Ele não expressava uma só gota de sensatez, como se tudo não passasse de um jogo perigoso. Despreocupadamente Iúre apontou para uma trilha que conduzia para fora dos muros da escola. As árvores secas e enrugadas ladeavam tristemente aquele caminho. Se elas pudessem falar, falariam, tanto quanto um cadáver na esquina. Apesar das raízes duras saltando do solo fazerem sua cadeira de rodas sacudir de vez em quando, Iúre perscrutou os arredores e não encontrou resistência. Por sua vez, Áhlima estava tão assustada que sentia as batidas do coração no céu da boca. Os olhos ardiam e não ocultavam sua agitação. Nem tinha idéia do que diria para mãe quando chegasse em casa ou à polícia quando resolvesse bater à porta da mesma. Morta de medo. (Mas não morta, pelo menos.)

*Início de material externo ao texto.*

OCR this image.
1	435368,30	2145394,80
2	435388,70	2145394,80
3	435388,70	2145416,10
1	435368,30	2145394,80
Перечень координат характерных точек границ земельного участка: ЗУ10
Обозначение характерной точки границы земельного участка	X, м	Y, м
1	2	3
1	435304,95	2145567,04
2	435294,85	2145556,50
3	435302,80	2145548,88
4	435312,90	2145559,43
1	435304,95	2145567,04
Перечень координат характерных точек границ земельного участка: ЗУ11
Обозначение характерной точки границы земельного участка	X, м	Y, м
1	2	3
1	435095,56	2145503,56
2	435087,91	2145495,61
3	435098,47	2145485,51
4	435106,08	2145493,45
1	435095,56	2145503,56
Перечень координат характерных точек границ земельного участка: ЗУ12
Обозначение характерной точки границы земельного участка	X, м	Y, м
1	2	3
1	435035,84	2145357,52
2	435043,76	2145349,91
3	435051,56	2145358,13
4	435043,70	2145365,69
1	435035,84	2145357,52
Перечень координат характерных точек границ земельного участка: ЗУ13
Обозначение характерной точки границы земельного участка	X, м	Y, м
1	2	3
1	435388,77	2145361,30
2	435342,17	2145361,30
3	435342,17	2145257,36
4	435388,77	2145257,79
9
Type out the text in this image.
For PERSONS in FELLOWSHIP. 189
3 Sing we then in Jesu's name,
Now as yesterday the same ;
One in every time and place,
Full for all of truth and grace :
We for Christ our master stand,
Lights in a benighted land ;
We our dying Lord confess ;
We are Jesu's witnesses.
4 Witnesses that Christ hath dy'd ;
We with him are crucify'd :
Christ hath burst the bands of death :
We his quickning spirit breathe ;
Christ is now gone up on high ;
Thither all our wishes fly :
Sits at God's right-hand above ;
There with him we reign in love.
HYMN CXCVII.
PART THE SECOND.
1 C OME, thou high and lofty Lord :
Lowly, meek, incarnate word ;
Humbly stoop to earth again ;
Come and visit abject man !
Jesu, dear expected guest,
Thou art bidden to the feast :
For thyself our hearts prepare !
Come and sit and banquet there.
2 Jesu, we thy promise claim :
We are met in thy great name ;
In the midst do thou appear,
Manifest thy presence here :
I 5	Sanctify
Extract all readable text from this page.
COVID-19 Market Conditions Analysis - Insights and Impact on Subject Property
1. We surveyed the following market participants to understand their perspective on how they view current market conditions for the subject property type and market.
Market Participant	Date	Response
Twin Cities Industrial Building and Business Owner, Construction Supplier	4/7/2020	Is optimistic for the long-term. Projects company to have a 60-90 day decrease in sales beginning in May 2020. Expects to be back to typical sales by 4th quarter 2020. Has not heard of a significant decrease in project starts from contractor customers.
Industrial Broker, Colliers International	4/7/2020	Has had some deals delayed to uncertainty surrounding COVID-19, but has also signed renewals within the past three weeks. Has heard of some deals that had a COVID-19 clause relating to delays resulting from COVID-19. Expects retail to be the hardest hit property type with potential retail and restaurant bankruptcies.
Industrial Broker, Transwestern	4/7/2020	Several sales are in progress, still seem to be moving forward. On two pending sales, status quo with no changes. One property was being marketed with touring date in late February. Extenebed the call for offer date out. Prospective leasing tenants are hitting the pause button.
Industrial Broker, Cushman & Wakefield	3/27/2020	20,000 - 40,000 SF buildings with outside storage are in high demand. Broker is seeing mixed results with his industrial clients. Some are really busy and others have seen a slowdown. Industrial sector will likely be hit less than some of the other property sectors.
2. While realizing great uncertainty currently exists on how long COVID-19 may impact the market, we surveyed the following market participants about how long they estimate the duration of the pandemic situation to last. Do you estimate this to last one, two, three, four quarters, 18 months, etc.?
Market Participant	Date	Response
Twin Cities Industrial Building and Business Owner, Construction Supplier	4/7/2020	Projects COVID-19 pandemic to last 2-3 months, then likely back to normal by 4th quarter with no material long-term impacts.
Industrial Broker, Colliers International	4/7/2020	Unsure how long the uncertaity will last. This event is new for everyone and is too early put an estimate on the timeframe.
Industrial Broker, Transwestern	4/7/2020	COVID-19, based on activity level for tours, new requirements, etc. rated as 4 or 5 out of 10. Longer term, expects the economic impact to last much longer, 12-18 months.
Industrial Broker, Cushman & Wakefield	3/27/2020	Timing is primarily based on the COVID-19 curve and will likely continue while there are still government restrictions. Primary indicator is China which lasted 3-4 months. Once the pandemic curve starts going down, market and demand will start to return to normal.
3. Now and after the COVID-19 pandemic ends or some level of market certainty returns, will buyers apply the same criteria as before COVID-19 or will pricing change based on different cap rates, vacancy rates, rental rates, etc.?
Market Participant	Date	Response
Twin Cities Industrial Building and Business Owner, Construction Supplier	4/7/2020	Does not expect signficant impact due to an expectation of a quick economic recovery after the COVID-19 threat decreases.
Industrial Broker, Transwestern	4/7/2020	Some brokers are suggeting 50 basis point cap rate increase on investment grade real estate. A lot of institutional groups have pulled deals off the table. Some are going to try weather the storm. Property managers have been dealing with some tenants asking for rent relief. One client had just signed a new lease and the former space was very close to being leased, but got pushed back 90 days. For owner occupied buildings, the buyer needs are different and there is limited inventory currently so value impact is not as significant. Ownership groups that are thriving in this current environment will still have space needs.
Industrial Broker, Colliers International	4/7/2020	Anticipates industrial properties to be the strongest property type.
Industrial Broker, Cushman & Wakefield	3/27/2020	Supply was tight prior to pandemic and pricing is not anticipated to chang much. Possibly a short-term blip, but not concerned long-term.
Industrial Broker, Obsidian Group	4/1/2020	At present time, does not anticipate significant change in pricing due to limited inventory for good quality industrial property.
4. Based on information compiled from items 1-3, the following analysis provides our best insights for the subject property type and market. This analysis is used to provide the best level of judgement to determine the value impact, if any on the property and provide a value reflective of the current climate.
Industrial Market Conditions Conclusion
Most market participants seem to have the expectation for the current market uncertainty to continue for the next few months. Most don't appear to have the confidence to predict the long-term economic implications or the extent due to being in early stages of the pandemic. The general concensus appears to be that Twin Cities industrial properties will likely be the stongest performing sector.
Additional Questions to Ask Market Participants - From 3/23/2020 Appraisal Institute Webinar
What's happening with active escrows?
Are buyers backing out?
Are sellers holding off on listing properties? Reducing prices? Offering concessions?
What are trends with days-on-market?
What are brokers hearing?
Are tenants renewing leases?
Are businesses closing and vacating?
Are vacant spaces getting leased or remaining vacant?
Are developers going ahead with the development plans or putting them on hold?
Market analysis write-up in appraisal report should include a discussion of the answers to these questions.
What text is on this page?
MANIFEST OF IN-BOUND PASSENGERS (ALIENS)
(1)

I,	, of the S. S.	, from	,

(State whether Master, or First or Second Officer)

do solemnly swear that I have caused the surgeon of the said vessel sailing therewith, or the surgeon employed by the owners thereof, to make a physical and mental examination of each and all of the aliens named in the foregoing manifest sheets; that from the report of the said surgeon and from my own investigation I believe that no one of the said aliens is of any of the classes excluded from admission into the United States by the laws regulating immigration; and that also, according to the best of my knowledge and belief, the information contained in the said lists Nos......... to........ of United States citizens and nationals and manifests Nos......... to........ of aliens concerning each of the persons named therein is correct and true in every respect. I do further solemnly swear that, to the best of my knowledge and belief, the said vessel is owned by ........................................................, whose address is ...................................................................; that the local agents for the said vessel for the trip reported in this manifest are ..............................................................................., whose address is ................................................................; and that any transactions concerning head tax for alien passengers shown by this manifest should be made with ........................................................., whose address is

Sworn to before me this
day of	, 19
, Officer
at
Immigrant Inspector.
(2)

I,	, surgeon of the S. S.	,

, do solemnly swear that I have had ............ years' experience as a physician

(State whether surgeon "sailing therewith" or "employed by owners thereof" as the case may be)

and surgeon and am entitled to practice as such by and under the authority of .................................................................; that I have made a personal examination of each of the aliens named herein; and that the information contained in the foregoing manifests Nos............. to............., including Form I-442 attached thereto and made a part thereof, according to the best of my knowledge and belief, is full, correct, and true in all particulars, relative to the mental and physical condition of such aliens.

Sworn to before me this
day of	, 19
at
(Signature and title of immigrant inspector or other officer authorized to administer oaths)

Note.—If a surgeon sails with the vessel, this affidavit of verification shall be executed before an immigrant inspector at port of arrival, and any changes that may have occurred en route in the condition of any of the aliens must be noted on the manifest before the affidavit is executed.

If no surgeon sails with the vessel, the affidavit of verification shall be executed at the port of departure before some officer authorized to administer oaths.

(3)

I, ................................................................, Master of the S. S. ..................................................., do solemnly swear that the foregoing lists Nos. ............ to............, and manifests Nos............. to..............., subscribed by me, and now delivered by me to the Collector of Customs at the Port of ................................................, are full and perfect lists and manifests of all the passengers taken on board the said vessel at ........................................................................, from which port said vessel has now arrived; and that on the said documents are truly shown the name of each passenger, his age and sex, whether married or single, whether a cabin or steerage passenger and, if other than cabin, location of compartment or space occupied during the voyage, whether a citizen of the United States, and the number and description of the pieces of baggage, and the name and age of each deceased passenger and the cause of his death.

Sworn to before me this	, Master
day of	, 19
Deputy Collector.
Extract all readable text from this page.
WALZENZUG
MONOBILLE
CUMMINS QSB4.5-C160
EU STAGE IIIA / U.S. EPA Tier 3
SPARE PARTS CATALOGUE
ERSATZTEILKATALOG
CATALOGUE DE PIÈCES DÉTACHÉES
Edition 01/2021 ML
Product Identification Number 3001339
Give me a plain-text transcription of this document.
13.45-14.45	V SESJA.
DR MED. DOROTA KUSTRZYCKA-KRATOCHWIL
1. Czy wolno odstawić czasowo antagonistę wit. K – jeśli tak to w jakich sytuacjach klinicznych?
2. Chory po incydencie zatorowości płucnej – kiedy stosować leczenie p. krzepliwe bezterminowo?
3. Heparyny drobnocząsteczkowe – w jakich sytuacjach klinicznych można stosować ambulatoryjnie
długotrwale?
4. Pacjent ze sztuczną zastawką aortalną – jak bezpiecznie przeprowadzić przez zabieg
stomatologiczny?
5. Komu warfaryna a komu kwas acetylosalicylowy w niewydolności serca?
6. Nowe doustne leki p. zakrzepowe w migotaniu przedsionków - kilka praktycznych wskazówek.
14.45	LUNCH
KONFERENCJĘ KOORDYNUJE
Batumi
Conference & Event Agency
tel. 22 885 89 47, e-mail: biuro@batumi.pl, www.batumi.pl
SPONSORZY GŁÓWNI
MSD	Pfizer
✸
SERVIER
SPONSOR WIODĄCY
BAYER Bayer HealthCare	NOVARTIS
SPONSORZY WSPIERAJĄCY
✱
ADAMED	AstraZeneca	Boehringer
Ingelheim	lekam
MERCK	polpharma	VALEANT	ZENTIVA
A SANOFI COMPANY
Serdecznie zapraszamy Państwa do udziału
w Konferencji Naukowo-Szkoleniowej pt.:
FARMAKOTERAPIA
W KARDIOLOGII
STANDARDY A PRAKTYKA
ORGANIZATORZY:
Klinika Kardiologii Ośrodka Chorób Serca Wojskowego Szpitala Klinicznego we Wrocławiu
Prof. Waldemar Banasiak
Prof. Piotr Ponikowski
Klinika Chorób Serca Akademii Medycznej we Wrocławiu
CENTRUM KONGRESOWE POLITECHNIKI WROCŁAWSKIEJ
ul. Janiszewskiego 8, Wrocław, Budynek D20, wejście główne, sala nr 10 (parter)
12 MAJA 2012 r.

Ao passo de que se aproximavam da estreita porta dos fundos, os dois ouviram sons irritantes vindo bem atrás. Distinguiram aos poucos. Uma ambulância com a sirene engasgando e dois carros da polícia no portão principal.

- Parece que a polícia ainda existe, afinal. –Iúre disse, enfático, - pelo menos pra foder com a gente... eles podiam ter aparecido antes, antes de partirem minha medula com uma bala. Porcos.

- Ei, cara! – Áhlima virou um pouco a cadeira pra que ele visse também, - vendo ali? Estranho. Tem um sujeito arrastando um ferido pra fora do refeitório. Deve ser aquele cara novo que tava com você! Como era mesmo o nome dele?...

- Jonas, eu acho...

-Vamos ver como ele está... – ela corou sem reconhecer que havia corado.

- Esquece isso, garota. Depois a gente resolve. Por enquanto vamos sumir daqui e rezar pra que ninguém de lembre de nós e reconheçam. (Ah! Uma coisa. Só tem uma pergunta que eu queria fazer desde o início.)

- Faça.

- Esses seus peitos são de verdade ou você mandou fazer? – Iúre riu enquanto eles balançavam na sua nuca.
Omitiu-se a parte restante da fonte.